The life of Michael Chris Boosalis will be celebrated Sunday at a memorial service at St. Mary’s Greek Orthodox Church in Minneapolis. The date honors a tradition of gathering on the Sunday closest to the 40th day after a loved one’s death.
But anyone who knew “Big Boo,” who died in March, knows how tickled he’d be that his family will gather on what is also the eve of Memorial Day, a time to honor those who died in service to our country.
While Boosalis lived 88 rich years, I knew him as a man whose passion was his military service during World War II. That service began at age 16, when he snuck out of his house to enlist, before his “old man” yanked him out of line. Four months later, President Franklin Roosevelt legalized military service at age 16½, and Boosalis was back in line.

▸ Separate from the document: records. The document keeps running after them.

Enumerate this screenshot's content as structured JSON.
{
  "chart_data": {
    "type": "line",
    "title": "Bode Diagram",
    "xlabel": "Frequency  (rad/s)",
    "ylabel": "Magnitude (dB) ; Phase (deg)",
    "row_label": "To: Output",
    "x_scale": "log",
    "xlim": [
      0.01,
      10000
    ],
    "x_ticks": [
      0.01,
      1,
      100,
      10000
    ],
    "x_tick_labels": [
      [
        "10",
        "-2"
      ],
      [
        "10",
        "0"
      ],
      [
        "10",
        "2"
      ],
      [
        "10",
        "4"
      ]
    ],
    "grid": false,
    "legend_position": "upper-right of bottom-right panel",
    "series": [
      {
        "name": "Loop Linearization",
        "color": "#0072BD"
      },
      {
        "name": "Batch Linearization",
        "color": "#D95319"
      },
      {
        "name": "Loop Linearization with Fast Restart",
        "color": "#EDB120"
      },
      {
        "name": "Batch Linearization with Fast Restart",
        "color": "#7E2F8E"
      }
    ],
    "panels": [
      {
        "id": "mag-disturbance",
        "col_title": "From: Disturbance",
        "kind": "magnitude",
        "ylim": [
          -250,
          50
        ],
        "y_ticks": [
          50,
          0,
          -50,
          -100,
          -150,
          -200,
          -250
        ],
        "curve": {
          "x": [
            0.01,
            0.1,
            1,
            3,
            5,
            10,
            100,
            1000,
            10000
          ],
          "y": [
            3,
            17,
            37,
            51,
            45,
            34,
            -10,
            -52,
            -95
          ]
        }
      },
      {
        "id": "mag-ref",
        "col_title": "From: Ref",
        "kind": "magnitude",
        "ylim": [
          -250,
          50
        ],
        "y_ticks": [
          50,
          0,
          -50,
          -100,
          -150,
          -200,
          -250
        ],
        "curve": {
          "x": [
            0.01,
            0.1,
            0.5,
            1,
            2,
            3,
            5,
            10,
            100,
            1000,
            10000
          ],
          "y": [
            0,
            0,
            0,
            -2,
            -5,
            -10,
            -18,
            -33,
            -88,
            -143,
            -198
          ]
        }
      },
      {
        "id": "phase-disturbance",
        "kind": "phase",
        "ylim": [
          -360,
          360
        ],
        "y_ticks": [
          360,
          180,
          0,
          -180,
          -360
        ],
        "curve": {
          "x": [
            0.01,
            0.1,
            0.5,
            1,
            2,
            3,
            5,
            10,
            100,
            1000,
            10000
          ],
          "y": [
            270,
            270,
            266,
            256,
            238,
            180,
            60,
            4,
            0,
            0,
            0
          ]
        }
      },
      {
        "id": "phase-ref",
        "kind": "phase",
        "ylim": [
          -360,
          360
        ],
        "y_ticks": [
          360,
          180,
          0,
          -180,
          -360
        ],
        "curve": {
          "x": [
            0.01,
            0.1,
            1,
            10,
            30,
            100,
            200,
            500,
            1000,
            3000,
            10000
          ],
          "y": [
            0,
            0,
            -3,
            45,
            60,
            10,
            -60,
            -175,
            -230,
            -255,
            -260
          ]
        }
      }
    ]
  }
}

Now that he’s gone, I wonder who will tell the special, and still largely ignored, stories of the branch in which he served from 1944 to 1947: the Merchant Marine.
“They influenced my life forever,” he wrote in his self-penned obituary, titled “Duty, Honor, Country.”
“It was a privilege to get to meet, to know and to serve with selfless young men with guts.”
Approximately 240,000 men, and a handful of women, served in the Merchant Marine during World War II. They sailed the cargo ships that delivered supplies and personnel all over the world for U.S. and Allied forces —bombs and gasoline, guns and ammunition, food, planes, medicine and millions of barrels of oil.
More than 9,000 of their members died in battle. Another 12,000 were wounded. Despite these losses, detractors viewed them as “draft dodgers” or lesser fighters because some had health limitations, such as asthma or colorblindness, that prohibited them from serving in other branches.